Sin embargo, este agosto, quizá rematando una secuencia de pensamientos que habían creado unos personajes y unas situaciones, la siguiente obra a no terminar nunca ha pasado a ser una en la que un ex periodista musical, o crítico musical, que en los 90 conoció lo mejor de la profesión, cae abandonado en el ostracismo en medio de una terrible crisis identitaria provocada, como no, por una galopante crisis de los cuarentaytantos. El hombre vive solo tras haber sido abandonado por su mujer, que viene a ser la única pareja que ha tenido en la vida. La forma en la que se transformó su relación, en la que su mujer pasa de ser agente discográfica a comercial de telefonía móvil al ritmo que el soporte físico deja la suerte de la música en el per to per de internet, su incapacidad para seguir escribiendo, su marcado carácter anti social y los primeros atisbos de enfermedad mental son el punto de partida para una historia triste, una narrativa de la derrota y el fracaso donde la lucha y el amor propio solo llegan a tapar una parte del problema.

 

Quizá haya alguna historia más.

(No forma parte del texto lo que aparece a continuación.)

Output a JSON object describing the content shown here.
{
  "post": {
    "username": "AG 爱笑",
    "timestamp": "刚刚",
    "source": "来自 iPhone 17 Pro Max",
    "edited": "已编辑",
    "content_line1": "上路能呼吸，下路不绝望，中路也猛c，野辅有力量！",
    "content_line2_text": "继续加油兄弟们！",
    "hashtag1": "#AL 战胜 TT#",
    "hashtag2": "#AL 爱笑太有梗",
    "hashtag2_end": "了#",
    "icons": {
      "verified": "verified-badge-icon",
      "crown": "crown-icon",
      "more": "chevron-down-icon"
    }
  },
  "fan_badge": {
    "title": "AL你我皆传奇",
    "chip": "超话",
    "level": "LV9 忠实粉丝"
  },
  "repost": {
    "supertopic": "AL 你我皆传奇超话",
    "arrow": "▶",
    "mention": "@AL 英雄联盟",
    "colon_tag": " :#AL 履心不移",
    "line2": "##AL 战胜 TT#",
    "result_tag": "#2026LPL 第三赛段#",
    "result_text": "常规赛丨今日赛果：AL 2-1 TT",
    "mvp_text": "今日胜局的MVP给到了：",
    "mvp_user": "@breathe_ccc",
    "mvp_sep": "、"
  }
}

Como la de una tribu que parece sacada de la edad media en la que existe un extraño contrato social en el que todos forman parte de una unidad y el individuo solo existe en el plano activo junto al de otra persona siempre del otro sexo. Con su propio sistema de distribución de riqueza, de relación con el planeta tierra y el resto de seres vivos. La crisis se vuelve insalvable cuando, tras cientos de años de éxito, las tribus de los alrededores comienzan a ser más temibles y difíciles de derrotar. En definitiva, un canto al dolor surgido del mal llamado progreso.

 

Todas estas historias son proyectos incompletos que probablemente jamás lleguen a completarse. Cuando resulta harto complicado cerrar un artículo de dos o tres folios con cierto éxito, empaque, estructura y equilibrio, soñar con algo más profundo y extendido en el tiempo no pasa de ser ensoñación falta de base real. Además, la falta de convencimiento a la hora de escribir este tipo de artículos viene derivada de la autocrítica más feroz enfocada en la falta de necesidad de ese artefacto diabólico llamado prensa musical. En estas, estas líneas que lees ahora, si es que las leerá alguien, si es que este texto se publica en algún sitio por íntimo y escasamente público que sea, este texto trata de ser algo más allá del simple artículo de prensa musical. Habrá algo de ello, habrá algo de ficción, otro poco de falsa ficción, mucho de ensoñación e, incluso, algo de ensayo. Todo catastróficamente combinado pero ilusionantemente concebido en media de esa crisis emocional que le aborda a uno a los cuarentaytantos en agosto.